- Incumbent Manzoor Nadir since 1 September 2020
- Style: The Honourable Mr. Speaker Comrade Speaker
- Appointer: Members of the National Assembly of Guyana
- Term length: During the life of the National Assembly (usually 5 years)
- Constituting instrument: Article 56 of the Constitution of Guyana
- Precursor: Legislature of British Guiana
- Inaugural holder: Aubrey Percival Alleyne (1966–1967)
- Formation: 1966 (as the National Assembly of Guyana)
- Deputy: Deputy Speaker of the National Assembly
- Website: parliament.gov.gy

= List of speakers of the National Assembly of Guyana =

The Speaker is the presiding officer of the National Assembly in Guyana. The post was created in 1966 when the National Assembly came into being, although previous legislatures including the Legislative Council, House of Assembly, and the Legislative Assembly also had Speakers.

The position of Speaker was introduced in 1953 following constitutional reforms that created the House of Assembly. The Speaker was initially appointed by the Governor, but following the 1961 constitutional reforms, was elected by members of the legislature. The first elected Speaker, Rahman Baccus Gajraj, was not a member of the Legislative Assembly. The second, Aubrey Percival Alleyne, was a member of the House of Assembly, and after election as Speaker, resigned from his role as an elected member and was replaced by the next person on the party's list.

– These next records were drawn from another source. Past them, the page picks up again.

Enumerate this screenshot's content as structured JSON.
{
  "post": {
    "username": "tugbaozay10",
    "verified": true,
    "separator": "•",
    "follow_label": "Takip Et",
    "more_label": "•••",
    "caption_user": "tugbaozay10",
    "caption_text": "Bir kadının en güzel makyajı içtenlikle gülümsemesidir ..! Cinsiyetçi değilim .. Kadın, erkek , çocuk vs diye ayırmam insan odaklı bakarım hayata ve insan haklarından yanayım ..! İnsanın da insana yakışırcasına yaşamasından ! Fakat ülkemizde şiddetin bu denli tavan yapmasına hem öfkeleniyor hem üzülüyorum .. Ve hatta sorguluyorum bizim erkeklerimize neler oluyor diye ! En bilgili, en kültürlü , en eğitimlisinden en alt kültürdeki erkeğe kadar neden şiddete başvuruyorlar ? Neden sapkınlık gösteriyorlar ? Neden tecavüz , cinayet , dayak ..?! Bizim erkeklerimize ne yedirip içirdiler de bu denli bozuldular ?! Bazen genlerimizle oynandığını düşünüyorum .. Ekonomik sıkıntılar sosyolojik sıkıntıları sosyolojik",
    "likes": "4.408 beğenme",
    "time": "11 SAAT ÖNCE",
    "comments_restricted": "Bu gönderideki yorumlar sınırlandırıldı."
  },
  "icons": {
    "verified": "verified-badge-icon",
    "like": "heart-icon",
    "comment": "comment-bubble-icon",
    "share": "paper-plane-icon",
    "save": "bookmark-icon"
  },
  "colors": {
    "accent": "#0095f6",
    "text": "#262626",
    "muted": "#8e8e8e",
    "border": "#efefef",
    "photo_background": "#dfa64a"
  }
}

The Speaker initially wore a full-bottomed wig and ceremonial gown, with the practice ceasing in 1969. The Speaker's Chair was a gift from the Government of India on 15 November 1966 to celebrate Guyanese independence.

==List of speakers==

| Name | Entered office | Left office | Notes |
House of Assembly
| Eustace Gordon Woolford | 7 April 1953 | 21 December 1953 |  |
Interim Legislative Council
| Eustace Gordon Woolford | 5 January 1954 | 29 June 1957 |  |
Legislative Council
| Donald Edward Jackson | 21 August 1957 | 18 July 1961 |  |
Legislative Assembly
| Rahman Baccus Gajraj | 5 October 1961 | 25 September 1964 |  |
House of Assembly
| Aubrey Percival Alleyne | 31 December 1964 | 26 May 1966 |  |
National Assembly
| Aubrey Percival Alleyne | 26 May 1966 | 4 August 1967 |  |
| Rahman Baccus Gajraj | 16 February 1968 | 4 January 1971 |  |
| Sase Narain | 4 January 1971 | 10 June 1992 |  |
| Derek Chunilall Jagan | 17 December 1992 | 15 October 2000 |  |
| Martin Zephyr | 23 October 2000 | 15 February 2001 |  |
| Hari Narayen Ramkaran | 4 May 2001 | 12 January 2012 |  |
| Raphael Trotman | 12 January 2012 | 10 June 2015 |  |
| Barton Scotland | 10 June 2015 | 1 September 2020 |  |
| Manzoor Nadir | 1 September 2020 | Incumbent |  |

== Note ==
- Jagan died in office. Deputy speaker, Clarissa Riehl, served as acting speaker 15–23 October 2000 until a successor was elected.